How can you get out of an annuity?

Learn how you can get out of an annuity, and the key considerations you have to make before taking money out of the annuity.

3 min read

If you are considering getting out of your annuity early, it is important to understand the financial implications, including taxes, penalties, and missed investment gains. Whether you want to get out of the annuity because you no longer need the annuity or you have found an alternative investment, you have few options to withdraw your money from the annuity. 

You can get out of an annuity by cashing out the annuity. If you cash out during the free look period, you won’t pay surrender charges but there will be tax implications on the withdrawal. If the free look period has expired, you will pay surrender charges as a percentage of the annuity value. If you purchased a return of premium rider, you can get out of the annuity at any time and get a refund of all the premiums you paid.
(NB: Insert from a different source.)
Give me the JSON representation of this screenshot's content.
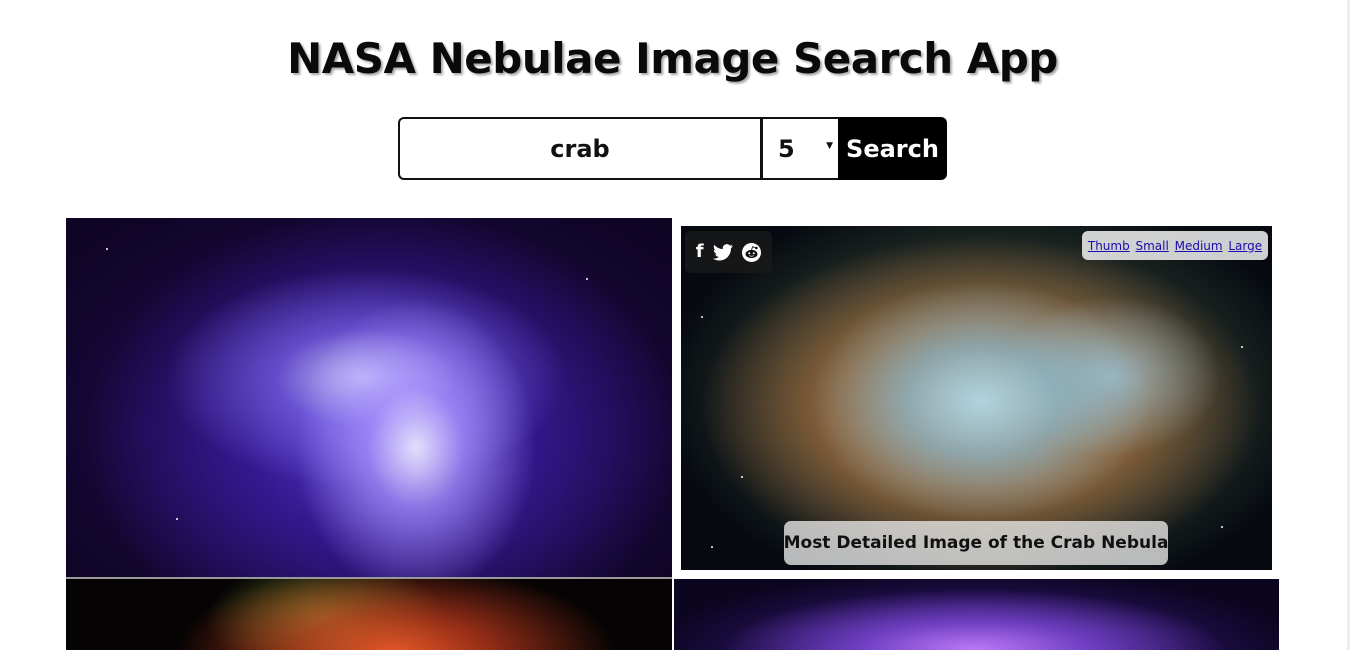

Ways to get out of an annuity

Getting out of an annuity can be a complicated process, depending on the terms of the annuity contract. Here are ways to get out of an annuity contract:

Free look period

If you cancel the annuity contract during the free-look period, the annuity provider will refund the entire premium you paid penalty-free. Typically, the duration of the free look period varies across annuity providers.

On average, the period may last 10 to 30 days. This period starts when the annuity owner receives the annuity contract. If the free look period has elapsed when the annuity owner cancels the contract, they will pay surrender charges.

Cash out the annuity

If you are no longer interested in the annuity, you can cash out the annuity and receive a lump sum payment. However, when you cash out, you will be required to pay a surrender charge on the annuity.

The amount you pay depends on the surrender charge in the year you cash out. For example, if the annuity has a 10% surrender charge that decreases by 1% each year, and you cash out in the third year, you will pay a surrender charge of 8% of your annuity balance.

If you want to avoid the surrender charges, you can take advantage of the free withdrawals provision up to the allowed limit. Some annuities allow investors to withdraw up to 10% of the annuity balance each year without triggering the surrender charge.

Return of premium rider

When you purchase an annuity, you can add a return of premium rider, which is common with life insurance policies. This rider allows you to get a refund of your premium when you cancel the annuity contract. The return of premium rider is an annuity add-on, meaning you have to pay an extra fee to get this benefit.

When you want to terminate your annuity and trigger the return of premium rider, you will only get the premium you paid, and not the investment growth from your annuity, even if the annuity has grown significantly. Before canceling the annuity, you should weigh how much you will receive against the investment gains you will leave behind.

1035 exchange

If you want out because you don’t like the terms of the annuity, you may be able to swap your annuity into a different type of annuity using a 1035 Exchange. The IRS allows investors to make a 1035 exchange to avoid paying income taxes on the transaction.

When you make a 1035 Exchange, you can swap your annuity for a different type of annuity like a variable annuity or fixed annuity. If you locked in a lower rate with a fixed annuity, you can swap the annuity for a variable annuity to take advantage of higher interest rates that are determined by market forces.

If you swap your annuity, you won’t owe income taxes on the transaction. However, you will pay surrender charges for canceling the annuity during the surrender period. The annuity contract indicates the surrender charge you will pay each year during the surrender period.

Withdrawing money from an annuity

If you want to make an early withdrawal from your annuity, you may be required to pay surrender charges. Annuity providers impose surrender charges to compensate them for the loss of profit when an annuity owner withdraws money prematurely. The surrender charge also discourages annuity owners from using annuities as short-term investments.

Some annuity providers may allow annuitants to withdraw a portion of their funds each year without paying surrender charges. The free withdrawal provision allows annuity owners to withdraw up to 10% of the annual contract. If you withdraw more than the allowed limit, you will owe a surrender charge.

Important considerations before making withdrawals from an annuity

Before you withdraw money from an annuity, there are several factors you should consider:


If you are below age 59 ½ when you make a withdrawal from the annuity, you will incur a 10% penalty in addition to the regular income taxes. The 10% penalty applies to the taxable portion of your withdrawal. However, there are certain exemptions to the 10% penalty, including disability, death, and confinement in a nursing home.

If you are age 59 ½ or older, you won’t owe the 10% penalty; you will still pay the regular income taxes on the withdrawal.

Surrender period

The surrender period is the duration when you must keep the money in the annuity to avoid paying surrender charges. The surrender period ranges between 6 to 10 years, and it varies across annuity providers. Any withdrawals made during the surrender period are subject to surrender charges, which start at a higher percentage in the first year and fall by a specific percentage each year.

Tax implications

When you withdraw money from your annuity, the withdrawal is taxed as ordinary income at your tax bracket rate. You may also pay additional state income taxes if your state taxes annuity withdrawals. If you purchased the annuity with after-tax money, you will only pay taxes on the interest and earnings.